Mais demain, si Renault entre dans le capital d’AB Volvo, qui est la société mère du groupe Volvo, il y aura dans ce groupe une filiale Renault V.I. et une filiale Mack, comme il y a déjà une filiale camions et bien d’autres sociétés car AB Volvo est un grand groupe diversifié. En prenant 20 % de son capital en échange de RVI, Renault n’a pas vocation à en être le manager. Nous serons, d’une part, le partenaire associé au développement d’AB Volvo en général et au métier du poids lourd en particulier, dont je pense qu’il aura un bel avenir. D’autre part, nous serons les garants de l’accord Renault-Volvo pour veiller à une totale équité de traitement à l’égard des personnels appartenant aux trois filiales productrices de camions : RVI, Mack et Volvo.
Si les raisons de fond qui nous ont conduits à intégrer RVI et Mack au groupe Volvo ne sont pas différentes de celles qui provoquent les concentrations dans l’automobile – atteindre des volumes de production élevés et bâtir un groupe multimarques capable de s’imposer dans un marché mondial – en revanche, notre stratégie opérationnelle dans le camion est différente de celle menée dans l’automobile, dans la mesure où Renault n’assumera pas directement la conduite des opérations dans ce secteur.

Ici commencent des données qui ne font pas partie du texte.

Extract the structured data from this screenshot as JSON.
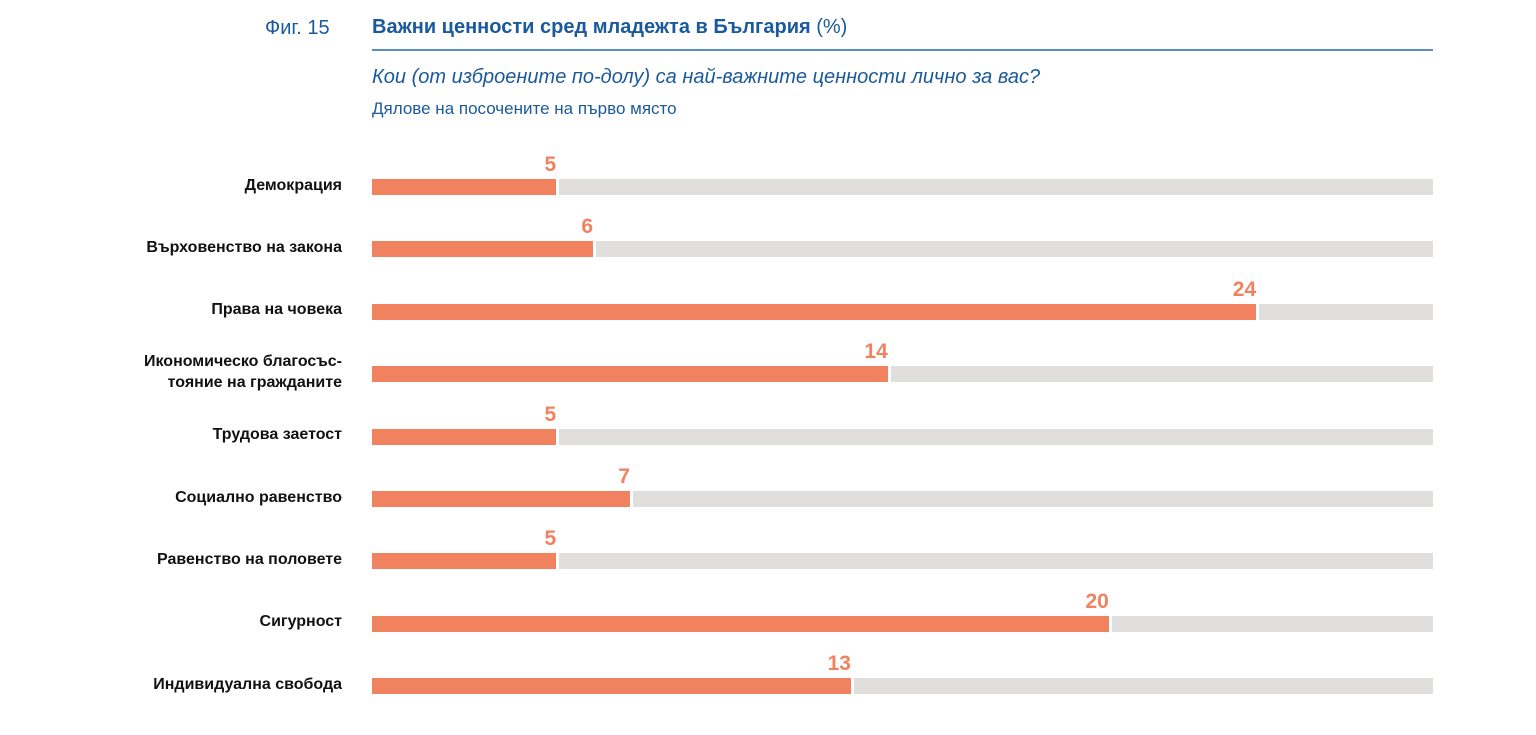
{
  "figure_label": "Фиг. 15",
  "chart_data": {
    "type": "bar",
    "orientation": "horizontal",
    "title": "Важни ценности сред младежта в България",
    "title_unit": "(%)",
    "question": "Кои (от изброените по-долу) са най-важните ценности лично за вас?",
    "subtitle": "Дялове на посочените на първо място",
    "categories": [
      "Демокрация",
      "Върховенство на закона",
      "Права на човека",
      "Икономическо благосъс-\nтояние на гражданите",
      "Трудова заетост",
      "Социално равенство",
      "Равенство на половете",
      "Сигурност",
      "Индивидуална свобода"
    ],
    "values": [
      5,
      6,
      24,
      14,
      5,
      7,
      5,
      20,
      13
    ],
    "xlim": [
      0,
      28.8
    ],
    "grid": false,
    "colors": {
      "value": "#f08260",
      "track": "#e0dfdd",
      "title": "#1a5a9c"
    }
  }
}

Certains ont pensé – à tort – que cet accord avec Volvo avait pour objet de nous désengager du secteur des camions. En réalité, c’est l’inverse, car avec 20 % du capital d’AB Volvo et le statut d’actionnaire de référence, nous aurons les moyens d’exercer véritablement une position de partenaire d’un des plus grands producteurs mondiaux de camions.
Construire et consolider
Pour résumer ce panorama de la stratégie de développement de Renault et de sa stratégie de déploiement des marques, je soulignerai que Nissan et Renault sont deux marques mondiales : en conséquence, pour nos clients, il faut que ce soit deux marques très différentes et surtout concurrentes, sur les mêmes territoires. Il n’y a pas d’écart de prix ou de qualité entre une Nissan et une Renault : il y a une perception et une conception de l’automobile différentes, avec une culture différente.

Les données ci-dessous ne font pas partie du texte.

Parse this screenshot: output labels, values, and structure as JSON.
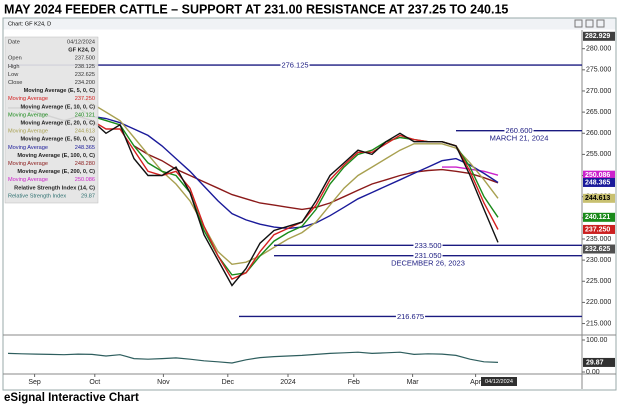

En revanche, pour Dacia et Samsung, il s’agit d’autre chose : ces marques opèrent sur des marchés où Renault et Nissan ne sont pas des acteurs majeurs. En Corée, les ventes annuelles de Renault culminent à… quelques centaines de véhicules ! Dans les pays en développement, certaines personnes aisées pourront s’acheter des Renault, mais la plupart des gens achèteront des voitures moins chères, comme la voiture à 5 000 euros, donc une Dacia. Ainsi, Dacia et Samsung nous permettent d’être présents sur des marchés où nous ne pouvons pas réaliser de bons scores avec nos marques mondiales.
Nous avons le goût de l’exploit : en témoignent nos six titres mondiaux en Formule 1, et un retour programmé en 2002 avec une écurie aux couleurs de Renault, à la fois constructeur de monoplaces et motoriste. Mais je pense que, maintenant, nous avons établi des points d’ancrage suffisamment nombreux dans le monde. Pour l’avenir, il s’agit donc de construire là où nous avons » planté nos drapeaux « .

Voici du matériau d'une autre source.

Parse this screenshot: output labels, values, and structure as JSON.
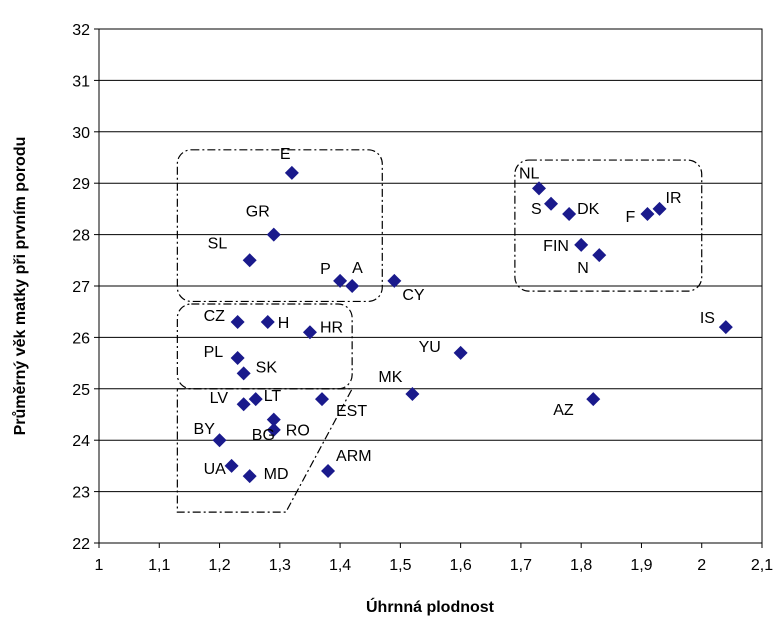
{
  "chart_data": {
    "type": "scatter",
    "title": "",
    "xlabel": "Úhrnná plodnost",
    "ylabel": "Průměrný věk matky při prvním porodu",
    "xlim": [
      1,
      2.1
    ],
    "ylim": [
      22,
      32
    ],
    "x_ticks": [
      "1",
      "1,1",
      "1,2",
      "1,3",
      "1,4",
      "1,5",
      "1,6",
      "1,7",
      "1,8",
      "1,9",
      "2",
      "2,1"
    ],
    "y_ticks": [
      "22",
      "23",
      "24",
      "25",
      "26",
      "27",
      "28",
      "29",
      "30",
      "31",
      "32"
    ],
    "grid": "horizontal",
    "marker_color": "#1a1a8c",
    "points": [
      {
        "label": "E",
        "x": 1.32,
        "y": 29.2
      },
      {
        "label": "GR",
        "x": 1.29,
        "y": 28.0
      },
      {
        "label": "SL",
        "x": 1.25,
        "y": 27.5
      },
      {
        "label": "P",
        "x": 1.4,
        "y": 27.1
      },
      {
        "label": "A",
        "x": 1.42,
        "y": 27.0
      },
      {
        "label": "CY",
        "x": 1.49,
        "y": 27.1
      },
      {
        "label": "CZ",
        "x": 1.23,
        "y": 26.3
      },
      {
        "label": "H",
        "x": 1.28,
        "y": 26.3
      },
      {
        "label": "HR",
        "x": 1.35,
        "y": 26.1
      },
      {
        "label": "PL",
        "x": 1.23,
        "y": 25.6
      },
      {
        "label": "SK",
        "x": 1.24,
        "y": 25.3
      },
      {
        "label": "LV",
        "x": 1.24,
        "y": 24.7
      },
      {
        "label": "LT",
        "x": 1.26,
        "y": 24.8
      },
      {
        "label": "EST",
        "x": 1.37,
        "y": 24.8
      },
      {
        "label": "RO",
        "x": 1.29,
        "y": 24.4
      },
      {
        "label": "BG",
        "x": 1.29,
        "y": 24.2
      },
      {
        "label": "BY",
        "x": 1.2,
        "y": 24.0
      },
      {
        "label": "UA",
        "x": 1.22,
        "y": 23.5
      },
      {
        "label": "MD",
        "x": 1.25,
        "y": 23.3
      },
      {
        "label": "ARM",
        "x": 1.38,
        "y": 23.4
      },
      {
        "label": "MK",
        "x": 1.52,
        "y": 24.9
      },
      {
        "label": "YU",
        "x": 1.6,
        "y": 25.7
      },
      {
        "label": "NL",
        "x": 1.73,
        "y": 28.9
      },
      {
        "label": "S",
        "x": 1.75,
        "y": 28.6
      },
      {
        "label": "DK",
        "x": 1.78,
        "y": 28.4
      },
      {
        "label": "F",
        "x": 1.91,
        "y": 28.4
      },
      {
        "label": "IR",
        "x": 1.93,
        "y": 28.5
      },
      {
        "label": "FIN",
        "x": 1.8,
        "y": 27.8
      },
      {
        "label": "N",
        "x": 1.83,
        "y": 27.6
      },
      {
        "label": "IS",
        "x": 2.04,
        "y": 26.2
      },
      {
        "label": "AZ",
        "x": 1.82,
        "y": 24.8
      }
    ],
    "group_outlines": [
      {
        "name": "group-1",
        "shape": "rounded-rect",
        "x": [
          1.13,
          1.47
        ],
        "y": [
          26.7,
          29.65
        ]
      },
      {
        "name": "group-2",
        "shape": "rounded-rect",
        "x": [
          1.13,
          1.42
        ],
        "y": [
          25.0,
          26.65
        ]
      },
      {
        "name": "group-3",
        "shape": "polygon",
        "points": [
          [
            1.13,
            25.0
          ],
          [
            1.42,
            25.0
          ],
          [
            1.31,
            22.6
          ],
          [
            1.13,
            22.6
          ]
        ]
      },
      {
        "name": "group-4",
        "shape": "rounded-rect",
        "x": [
          1.69,
          2.0
        ],
        "y": [
          26.9,
          29.45
        ]
      }
    ]
  }
}
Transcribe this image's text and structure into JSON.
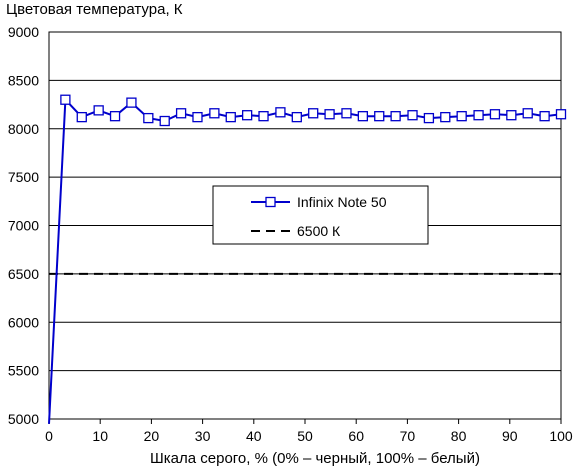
{
  "chart_data": {
    "type": "line",
    "title": "Цветовая температура, К",
    "xlabel": "Шкала серого, % (0% – черный, 100% – белый)",
    "ylabel": "",
    "xlim": [
      0,
      100
    ],
    "ylim": [
      5000,
      9000
    ],
    "x_ticks": [
      "0",
      "10",
      "20",
      "30",
      "40",
      "50",
      "60",
      "70",
      "80",
      "90",
      "100"
    ],
    "y_ticks": [
      "5000",
      "5500",
      "6000",
      "6500",
      "7000",
      "7500",
      "8000",
      "8500",
      "9000"
    ],
    "grid": "horizontal",
    "legend_position": "center-right",
    "series": [
      {
        "name": "Infinix Note 50",
        "color": "#0000cc",
        "marker": "square",
        "x": [
          0,
          3.2,
          6.4,
          9.7,
          12.9,
          16.1,
          19.4,
          22.6,
          25.8,
          29.0,
          32.3,
          35.5,
          38.7,
          41.9,
          45.2,
          48.4,
          51.6,
          54.8,
          58.1,
          61.3,
          64.5,
          67.7,
          71.0,
          74.2,
          77.4,
          80.6,
          83.9,
          87.1,
          90.3,
          93.5,
          96.8,
          100
        ],
        "y": [
          4950,
          8300,
          8120,
          8190,
          8130,
          8270,
          8110,
          8080,
          8160,
          8120,
          8160,
          8120,
          8140,
          8130,
          8170,
          8120,
          8160,
          8150,
          8160,
          8130,
          8130,
          8130,
          8140,
          8110,
          8120,
          8130,
          8140,
          8150,
          8140,
          8160,
          8130,
          8150
        ]
      },
      {
        "name": "6500 К",
        "color": "#000000",
        "style": "dashed",
        "x": [
          0,
          100
        ],
        "y": [
          6500,
          6500
        ]
      }
    ]
  }
}
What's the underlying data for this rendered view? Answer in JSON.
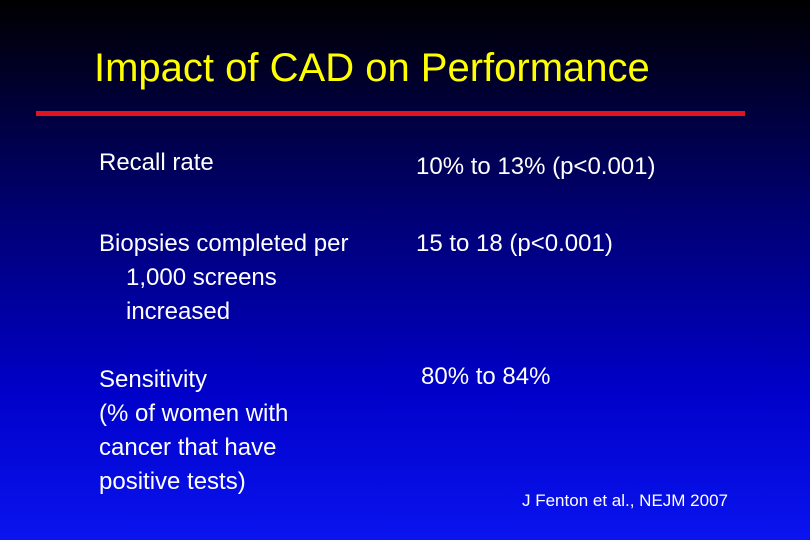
{
  "slide": {
    "title": "Impact of CAD on Performance",
    "accent_color": "#e0141e",
    "title_color": "#ffff00",
    "rows": [
      {
        "label_lines": [
          "Recall rate"
        ],
        "value": "10% to 13%  (p<0.001)"
      },
      {
        "label_lines": [
          "Biopsies completed per",
          "1,000 screens",
          "increased"
        ],
        "value": "15 to 18  (p<0.001)"
      },
      {
        "label_lines": [
          "Sensitivity",
          "(% of women with",
          "cancer that have",
          "positive tests)"
        ],
        "value": "80% to 84%"
      }
    ],
    "citation": "J Fenton et al., NEJM 2007"
  }
}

Nous avons eu raison d’aller en Corée, mais il faut maintenant transformer Samsung en une affaire rentable. C’était bien d’aller en Roumanie mais il faut redresser et mettre à niveau Dacia. Nous avons investi massivement au Brésil, mais il faut y gagner de l’argent… Les jalons sont posés, il faut désormais construire et – plutôt que de chercher à étendre encore davantage notre territoire – nous allons y consacrer toutes nos forces en fondant notre développement sur l’innovation, mise au service d’une croissance rentable.